When you paint, you start seeing more colors, everywhere. Nothing is flat. You see the layers in the mountains, the trees, the faces. The leaves on the tree aren’t green. They are green, and blue, and gray, and yellow, and white, and brown. The Sainte Victoire mountain switches from lavender to gray, white, purple and black, depending on the sun, the clouds. So it is with skin, of any color, there is really every color, in every face. And it changes, depending on the sun for sure, but also the light from within.

Since I started writing the daily blog, everything I see becomes a sentence. And that sentence becomes a paragraph, that leads to a memory, a feeling, an emotion, a story. Nothing is flat.

When I first met her, she was so strong.
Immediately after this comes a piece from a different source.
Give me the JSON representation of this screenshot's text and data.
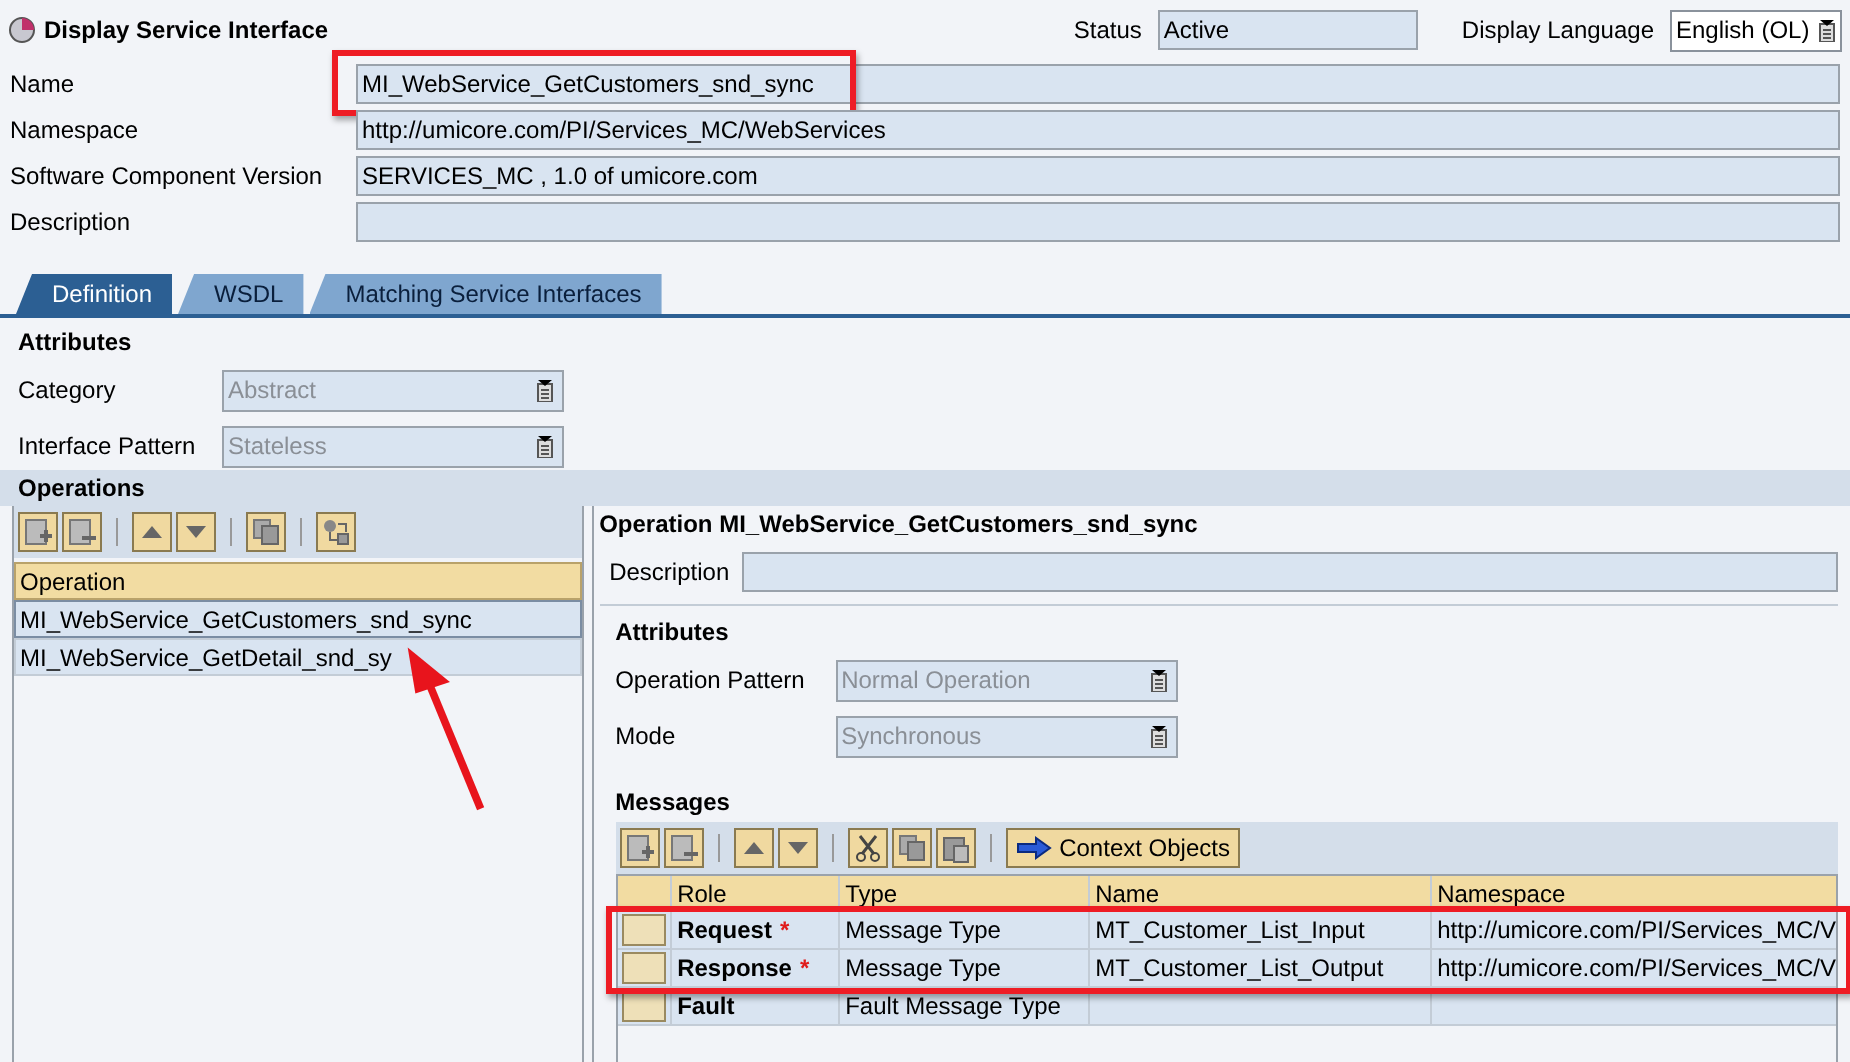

Intimidating really. But beautiful. She told me this was her favorite flower. It struck me as strange at first…I couldn’t imagine her softening, letting her guard down long enough to breathe it in… but she said it, in a sentence so sure, I believed her, and what a relief, to see her in this light, to see her in the soft white of the flower. She’s got a new mountain to climb. And she’s struggling. She may think that’s a weakness. I hope not. I think it may be the strongest thing I’ve ever seen her do. And she’s never been more beautiful.

Our colors, our stories, are never flat. But these daily mountains we are asked to climb, these colorful, ever-changing, steep, heart-racing, cheek flushing, knee buckling mountains, in every color, with any luck, well, they’ll just take our breath away.